Claudia Ortuño y Ampuero tenía cuatro años cuando enfermó de poliomielitis y de resultas de tan terrible mal le quedó una acusada cojera en su pierna izquierda que les amargó la vida, a ella y a cuantos la rodeaban.
La Bella Claudia, como era llamada cariñosamente por su familia, creció acomplejada y encerrada en sí misma, atormentada por su invalidez, e incapaz de superarla. Desde bien temprana edad tuvo que llevar su pierna aprisionada por una prótesis que le causaba dolorosas llagas y sufrimientos sin cuento pero que le ayudaba a caminar y a mantenerse en pie.
El abuelo, viendo el duro porvenir que le esperaba a causa de su minusvalía, la convenció para que estudiara una carrera. Claudia había perdido casi el cien por cien de posibilidades de casarse y tampoco iba a heredar un gran patrimonio, por lo que el orgulloso abuelo, después de pensarlo mucho, creyó que lo mejor que podía darle a su hija era una buena preparación para que pudiera valerse por sí misma. Ella se resistió durante algún tiempo pero después cedió, a pesar de que le costó lo suyo. No era habitual que las mujeres estudiaran en aquella atrasada España, época en la que apenas había féminas en las universidades y Claudia siempre fue una persona muy tradicional.
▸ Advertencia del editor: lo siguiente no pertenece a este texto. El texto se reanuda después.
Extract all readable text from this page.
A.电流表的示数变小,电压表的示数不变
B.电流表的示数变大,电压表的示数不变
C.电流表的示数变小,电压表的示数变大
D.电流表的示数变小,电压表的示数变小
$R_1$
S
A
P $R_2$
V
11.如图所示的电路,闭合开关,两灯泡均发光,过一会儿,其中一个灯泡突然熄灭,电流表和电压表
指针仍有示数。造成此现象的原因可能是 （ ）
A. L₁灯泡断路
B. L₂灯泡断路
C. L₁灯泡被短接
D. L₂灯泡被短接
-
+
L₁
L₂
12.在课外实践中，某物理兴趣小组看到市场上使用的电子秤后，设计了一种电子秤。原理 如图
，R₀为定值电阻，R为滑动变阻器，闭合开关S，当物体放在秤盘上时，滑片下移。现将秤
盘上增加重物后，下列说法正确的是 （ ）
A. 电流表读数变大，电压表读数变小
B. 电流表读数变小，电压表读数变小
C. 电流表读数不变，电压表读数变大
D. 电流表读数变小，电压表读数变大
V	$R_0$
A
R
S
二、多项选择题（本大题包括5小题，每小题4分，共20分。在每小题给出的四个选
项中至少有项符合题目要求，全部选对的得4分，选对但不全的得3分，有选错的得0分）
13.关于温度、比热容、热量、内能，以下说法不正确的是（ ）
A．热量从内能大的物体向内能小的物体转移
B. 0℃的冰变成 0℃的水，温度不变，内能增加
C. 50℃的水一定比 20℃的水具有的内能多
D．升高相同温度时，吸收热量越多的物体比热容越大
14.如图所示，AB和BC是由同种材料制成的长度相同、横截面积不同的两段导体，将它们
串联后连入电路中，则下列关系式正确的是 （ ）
No obstante, viendo sus nulas perspectivas de casamiento, recapacitó e hizo caso a su padre matriculándose en la Facultad de Filosofía y Letras. Claudia fue una estudiante brillante que terminó la carrera en un tiempo récord y con unas inmejorables notas. Con el tiempo y algunas influencias, a pesar de su minusvalía, dio clases en la Universidad de Granada donde consiguió la Cátedra de Historia Contemporánea.
Otra cosa fueron sus dificultades a la hora de encontrar novio. A pesar de su hermoso rostro, su pedigrí y su inteligencia, la muchacha llegó a los 22 años sin pretendientes ni perspectivas de tenerlos. Era, por así decirlo, bastante probable que siguiera soltera durante toda su vida a no ser que algún milagro remediara la situación.
El milagro se produjo en la figura de un buen muchacho, decente y trabajador, sin fortuna, sin cultura y sin mundología, pero que se enamoró perdidamente de ella cuando ya las comadres murmuraban a placer sobre la imposibilidad de casar a la tullida niña de los Ortuño.